Demnach sind die Richter des Supreme Court einstimmig zu dem Schluss gekommen, ein vorangegangenes Urteil aufzuheben, nach dem es Philip Morris gestattet wurde, eine Sammelklage von einem einzelstaatlichen Gericht (State Court) in Arkansas, wo diese eingereicht wurde, an ein Bundesgericht (Federal Court) zu verweisen.

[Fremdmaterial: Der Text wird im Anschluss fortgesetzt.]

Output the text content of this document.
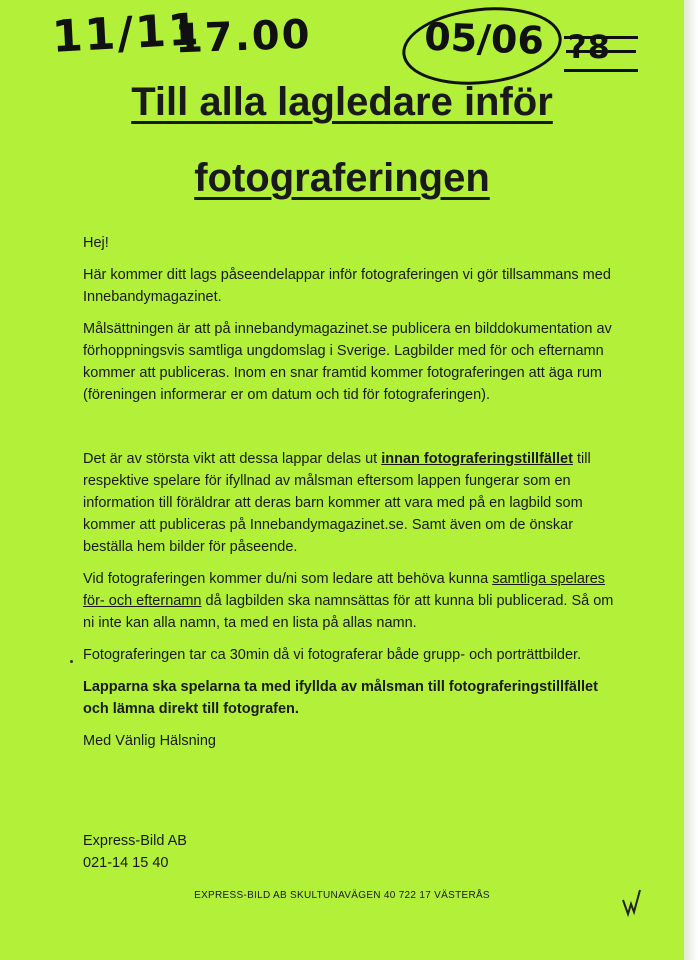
11/11
17.00	05/06 ?8
Till alla lagledare inför
fotograferingen

Hej!

Här kommer ditt lags påseendelappar inför fotograferingen vi gör tillsammans med Innebandymagazinet.

Målsättningen är att på innebandymagazinet.se publicera en bilddokumentation av förhoppningsvis samtliga ungdomslag i Sverige. Lagbilder med för och efternamn kommer att publiceras. Inom en snar framtid kommer fotograferingen att äga rum (föreningen informerar er om datum och tid för fotograferingen).

Det är av största vikt att dessa lappar delas ut innan fotograferingstillfället till respektive spelare för ifyllnad av målsman eftersom lappen fungerar som en information till föräldrar att deras barn kommer att vara med på en lagbild som kommer att publiceras på Innebandymagazinet.se. Samt även om de önskar beställa hem bilder för påseende.

Vid fotograferingen kommer du/ni som ledare att behöva kunna samtliga spelares för- och efternamn då lagbilden ska namnsättas för att kunna bli publicerad. Så om ni inte kan alla namn, ta med en lista på allas namn.

Fotograferingen tar ca 30min då vi fotograferar både grupp- och porträttbilder.

Lapparna ska spelarna ta med ifyllda av målsman till fotograferingstillfället och lämna direkt till fotografen.

Med Vänlig Hälsning

Express-Bild AB
021-14 15 40
EXPRESS-BILD AB SKULTUNAVÄGEN 40 722 17 VÄSTERÅS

In der Klage von zwei Frauen in Arkansas wird Philip Morris vorgeworfen, bei der Vermarktung seiner Zigarettenmarken Cambridge Lights und Marlboro Lights unfaire Geschäftspraktiken angewendet zu haben. Das Unternehmen soll demnach gegen den Arkansas Deceptive Trade Practices Act verstoßen haben, indem es Verbraucher mit der Bezeichnung "light" getäuscht habe.

In der Regel bevorzugen Unternehmen, die sich mit Sammelklage konfrontiert sehen, diese Fälle vor einem Bundesgericht zu behandeln, da sie dort üblicherweise höhere Erfolgschancen haben bzw. mit geringerem Schadenersatz rechnen müssen.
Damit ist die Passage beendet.